Oft-forgotten and the most important stakeholders in this debate are the people of Gwadar. Gwadar is the centre of attention for this entire corridor but ground realities in Gwadar paint a different picture altogether. There is an acute shortage of clean drinking water, lack of basic health care facilities and almost zero employment opportunities in Gwadar city. In such a situation, people of Gwadar would resent any project that would not benefit them. Member of National Assembly from Gwadar, Essa Noori, rejects the project as a means of exploitation and converting local population into a minority. Development of Gwadar is a pre-requisite for successful accomplishment of the Economic Corridor Project and government has, thus far, shown no inclination towards it.
Not everyone has high hopes from the proposed economic corridor. Siddique Baloch, Editor-in-Chief of Balochistan Express, veteran journalist and expert on economic affairs, terms controversy on route change of CPEC as “nonsensical.” According to him, this proposed corridor will pass through Gilgit-Baltistan which is a disputed territory according to constitution of Pakistan and UN resolutions relating to Kashmir.
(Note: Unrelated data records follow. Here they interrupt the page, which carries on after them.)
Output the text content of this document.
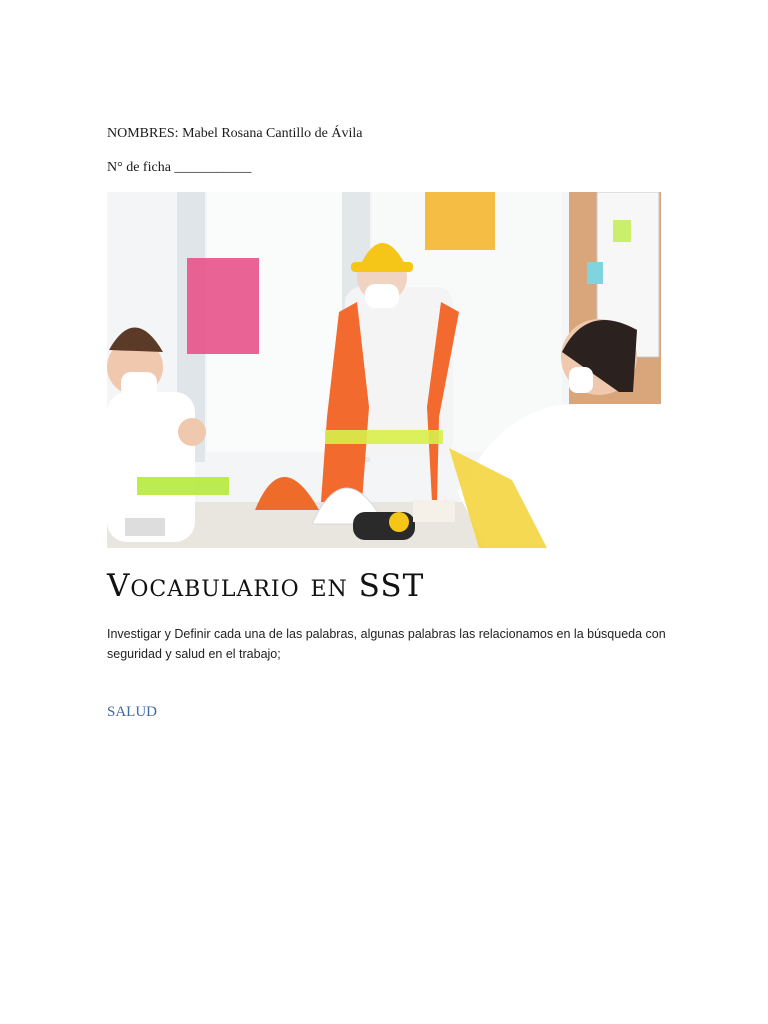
NOMBRES: Mabel Rosana Cantillo de Ávila
N° de ficha ___________
Vocabulario en SST
Investigar y Definir cada una de las palabras, algunas palabras las relacionamos en la búsqueda con seguridad y salud en el trabajo;
SALUD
He believes that China would never use a corridor, in the long-term, which passes through a disputed territory. He maintains that China is eyeing the Chabahar port in Iran, situated at a distance of 100 KM from Gwadar, for transit trade.
Will the prophesy of Mr Baloch prove true? Only time will tell. Meanwhile, a decision has to be made on the route quickly because construction work on certain parts of the corridor has already commenced. In the best interests of Pakistan, the third route should be chosen. This decision will result in economic development of Balochistan and KP, which will create economic parity among federating units. This, in turn, will strengthen the federation.
Success of CPEC depends on the support of people of Gwadar for this project. That can only be achieved by developing Gwadar in the real sense. All the politicians and members of civil society who are protesting for change in route of CPEC should, therefore, also protest for much-needed development work in Gwadar.